I discovered a strange behavior playing with Sympy units and Dimensions.

Issue

From the Dimension class documentation, we can read « Addition and subtraction is defined only when the two objects are the same dimension. ».

This is, actually not true. It's impossible to add a Dimension with a Quantity, but adding two different dimensions is allowed:

>>> from sympy.physics.units.systems.si import length, velocity, time
>>> length + time + velocity
Dimension(length, L) + Dimension(time, T) + Dimension(velocity)

Proposed Solution

Easy Fix

I took a look at the code and I was thinking about something like this to fix the issue: throw instead of returning super().__add__(other)

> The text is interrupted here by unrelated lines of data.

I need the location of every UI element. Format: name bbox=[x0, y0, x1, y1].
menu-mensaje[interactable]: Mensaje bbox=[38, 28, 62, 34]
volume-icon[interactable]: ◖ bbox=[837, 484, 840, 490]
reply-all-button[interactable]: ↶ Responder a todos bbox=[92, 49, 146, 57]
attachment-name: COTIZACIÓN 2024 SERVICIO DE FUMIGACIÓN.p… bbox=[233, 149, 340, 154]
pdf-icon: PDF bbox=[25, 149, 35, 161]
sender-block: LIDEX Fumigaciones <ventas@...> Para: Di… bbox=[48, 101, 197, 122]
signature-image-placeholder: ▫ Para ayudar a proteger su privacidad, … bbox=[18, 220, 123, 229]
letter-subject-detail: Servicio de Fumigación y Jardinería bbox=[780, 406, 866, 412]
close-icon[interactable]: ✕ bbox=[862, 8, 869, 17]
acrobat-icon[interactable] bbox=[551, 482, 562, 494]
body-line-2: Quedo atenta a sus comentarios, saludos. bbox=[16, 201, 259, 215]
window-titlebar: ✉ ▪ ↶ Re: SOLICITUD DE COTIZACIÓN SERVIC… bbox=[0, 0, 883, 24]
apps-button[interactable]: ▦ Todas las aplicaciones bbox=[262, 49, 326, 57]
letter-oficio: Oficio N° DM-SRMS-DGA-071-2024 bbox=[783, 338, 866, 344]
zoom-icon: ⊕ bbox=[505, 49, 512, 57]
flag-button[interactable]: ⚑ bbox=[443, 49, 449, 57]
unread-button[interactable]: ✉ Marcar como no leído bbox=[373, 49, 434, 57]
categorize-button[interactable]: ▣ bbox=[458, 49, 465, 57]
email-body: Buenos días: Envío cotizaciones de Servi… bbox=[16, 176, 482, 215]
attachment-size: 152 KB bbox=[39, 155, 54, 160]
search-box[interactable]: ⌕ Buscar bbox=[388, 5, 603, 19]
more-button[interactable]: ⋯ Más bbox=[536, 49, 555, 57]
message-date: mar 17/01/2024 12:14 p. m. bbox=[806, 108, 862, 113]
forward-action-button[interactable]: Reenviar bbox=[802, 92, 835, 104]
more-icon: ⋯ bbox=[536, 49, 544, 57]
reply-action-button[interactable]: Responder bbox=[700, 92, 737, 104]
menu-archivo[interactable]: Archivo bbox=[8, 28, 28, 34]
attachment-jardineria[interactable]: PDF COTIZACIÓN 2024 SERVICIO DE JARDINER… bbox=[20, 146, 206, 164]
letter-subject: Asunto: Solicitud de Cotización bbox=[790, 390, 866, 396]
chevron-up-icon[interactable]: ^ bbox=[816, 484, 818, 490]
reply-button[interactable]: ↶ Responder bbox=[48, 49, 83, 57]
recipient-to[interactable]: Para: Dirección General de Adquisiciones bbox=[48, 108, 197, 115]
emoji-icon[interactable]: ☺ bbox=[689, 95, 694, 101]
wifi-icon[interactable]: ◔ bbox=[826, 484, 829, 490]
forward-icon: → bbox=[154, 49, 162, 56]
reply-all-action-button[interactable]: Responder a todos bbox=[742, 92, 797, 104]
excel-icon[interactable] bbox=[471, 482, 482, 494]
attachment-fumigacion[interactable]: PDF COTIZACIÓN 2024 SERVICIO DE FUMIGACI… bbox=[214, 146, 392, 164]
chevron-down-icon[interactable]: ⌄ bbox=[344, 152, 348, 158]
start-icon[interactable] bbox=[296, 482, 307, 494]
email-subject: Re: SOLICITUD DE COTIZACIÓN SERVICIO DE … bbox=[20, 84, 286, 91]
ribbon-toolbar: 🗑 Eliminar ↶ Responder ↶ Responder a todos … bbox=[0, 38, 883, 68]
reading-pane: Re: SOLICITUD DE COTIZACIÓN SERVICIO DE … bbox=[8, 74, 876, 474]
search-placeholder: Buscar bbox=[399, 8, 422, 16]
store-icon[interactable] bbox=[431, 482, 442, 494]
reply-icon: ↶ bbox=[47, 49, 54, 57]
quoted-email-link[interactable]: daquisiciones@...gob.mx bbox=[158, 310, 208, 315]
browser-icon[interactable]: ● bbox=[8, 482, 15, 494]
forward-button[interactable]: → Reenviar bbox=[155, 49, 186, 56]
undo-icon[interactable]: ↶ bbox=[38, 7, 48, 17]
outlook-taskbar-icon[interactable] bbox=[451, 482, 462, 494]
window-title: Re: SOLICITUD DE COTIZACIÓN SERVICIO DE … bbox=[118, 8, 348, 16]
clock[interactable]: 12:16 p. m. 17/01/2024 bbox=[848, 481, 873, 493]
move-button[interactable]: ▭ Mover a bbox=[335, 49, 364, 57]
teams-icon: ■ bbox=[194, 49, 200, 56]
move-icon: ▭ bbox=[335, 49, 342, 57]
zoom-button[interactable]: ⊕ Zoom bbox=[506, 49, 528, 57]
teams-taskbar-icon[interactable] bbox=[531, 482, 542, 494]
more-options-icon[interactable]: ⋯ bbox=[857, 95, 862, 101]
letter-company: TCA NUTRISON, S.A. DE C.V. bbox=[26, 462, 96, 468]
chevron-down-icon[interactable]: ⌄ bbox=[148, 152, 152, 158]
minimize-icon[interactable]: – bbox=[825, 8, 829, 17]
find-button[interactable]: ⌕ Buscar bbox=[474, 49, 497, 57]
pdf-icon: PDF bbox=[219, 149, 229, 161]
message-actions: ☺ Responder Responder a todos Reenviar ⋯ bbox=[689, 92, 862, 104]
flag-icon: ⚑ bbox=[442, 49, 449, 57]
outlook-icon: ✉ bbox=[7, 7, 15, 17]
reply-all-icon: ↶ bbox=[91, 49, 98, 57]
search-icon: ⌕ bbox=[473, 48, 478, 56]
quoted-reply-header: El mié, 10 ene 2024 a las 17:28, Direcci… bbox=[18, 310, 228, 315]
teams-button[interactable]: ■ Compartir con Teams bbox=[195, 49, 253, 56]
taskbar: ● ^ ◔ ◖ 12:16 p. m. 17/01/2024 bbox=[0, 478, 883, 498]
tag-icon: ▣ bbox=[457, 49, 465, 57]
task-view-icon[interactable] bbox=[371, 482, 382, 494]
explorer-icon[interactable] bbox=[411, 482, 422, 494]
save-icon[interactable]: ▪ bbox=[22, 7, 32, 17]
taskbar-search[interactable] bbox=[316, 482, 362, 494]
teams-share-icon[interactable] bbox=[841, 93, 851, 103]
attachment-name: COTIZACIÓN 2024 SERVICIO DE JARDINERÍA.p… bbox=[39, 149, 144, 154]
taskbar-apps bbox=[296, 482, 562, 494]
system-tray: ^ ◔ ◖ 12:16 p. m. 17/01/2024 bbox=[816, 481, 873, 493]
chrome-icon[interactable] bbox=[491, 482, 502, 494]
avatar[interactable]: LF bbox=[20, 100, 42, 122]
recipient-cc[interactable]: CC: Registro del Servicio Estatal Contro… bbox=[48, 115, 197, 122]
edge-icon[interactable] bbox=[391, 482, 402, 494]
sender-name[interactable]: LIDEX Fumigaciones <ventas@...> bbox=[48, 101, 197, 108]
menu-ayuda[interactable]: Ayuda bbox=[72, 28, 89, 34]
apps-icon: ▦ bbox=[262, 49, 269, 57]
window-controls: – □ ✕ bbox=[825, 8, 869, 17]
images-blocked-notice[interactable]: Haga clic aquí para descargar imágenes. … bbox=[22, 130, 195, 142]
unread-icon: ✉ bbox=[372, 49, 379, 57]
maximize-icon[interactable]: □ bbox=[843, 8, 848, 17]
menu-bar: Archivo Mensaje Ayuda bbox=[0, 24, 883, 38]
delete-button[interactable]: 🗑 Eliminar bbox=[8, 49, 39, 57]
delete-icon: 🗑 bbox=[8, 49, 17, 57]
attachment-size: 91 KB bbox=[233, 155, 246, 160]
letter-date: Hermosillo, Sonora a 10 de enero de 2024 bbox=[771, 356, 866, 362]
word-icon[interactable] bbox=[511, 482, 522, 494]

    def __add__(self, other):
        from sympy.physics.units.quantities import Quantity
        other = sympify(other)
        if isinstance(other, Basic):
            if other.has(Quantity):
                raise TypeError("cannot sum dimension and quantity")
            if isinstance(other, Dimension) and self == other:
                return self
# >>>>>>>>>>>>>>>>>>>>>>>>>>>>>
            else:
                raise IncompatibleDimensionsError(f"Cannot sum {self} and {other} because these dimensions are different")
# <<<<<<<<<<<<<<<<<<<<<<<<<<<<<
        return self

This now works as in the documentation.

Going further...

I don't think the fix above is satisfying anyway, because it will throw even with the following operation, despite it has a physical meaning:

>>> length + velocity*time
sympy.physics.units.dimensions.IncompatibleDimensionsError: Cannot sum Dimension(length, L) and Dimension(time*velocity) because these dimensions are different

This is why, instead of equality, we could look for equivalence:

    def __add__(self, other):
        from sympy.physics.units.quantities import Quantity
        other = sympify(other)
        if isinstance(other, Basic):
            if other.has(Quantity):
                raise TypeError("cannot sum dimension and quantity")
# >>>>>>>>>>>>>>>>>>>>>>>>
            if not self.is_equivalent_to(other):
                raise IncompatibleDimensionsError(f"Cannot sum {self} and {other} because these dimensions are not equivalent.")
# <<<<<<<<<<<<<<<<<<<<<<<<
        return self

But it seems that Dimension objects don't know about the concept of "equivalence". This seems to belong to DimensionSystem instead. I think Dimension objects should know what they are composed of.

Note: this behavior is also allowed in Quantity class, we should override addition operators to disallow these inconsistent additions as well.

Let me know what is the best for you and I'll be glad to propose a PR.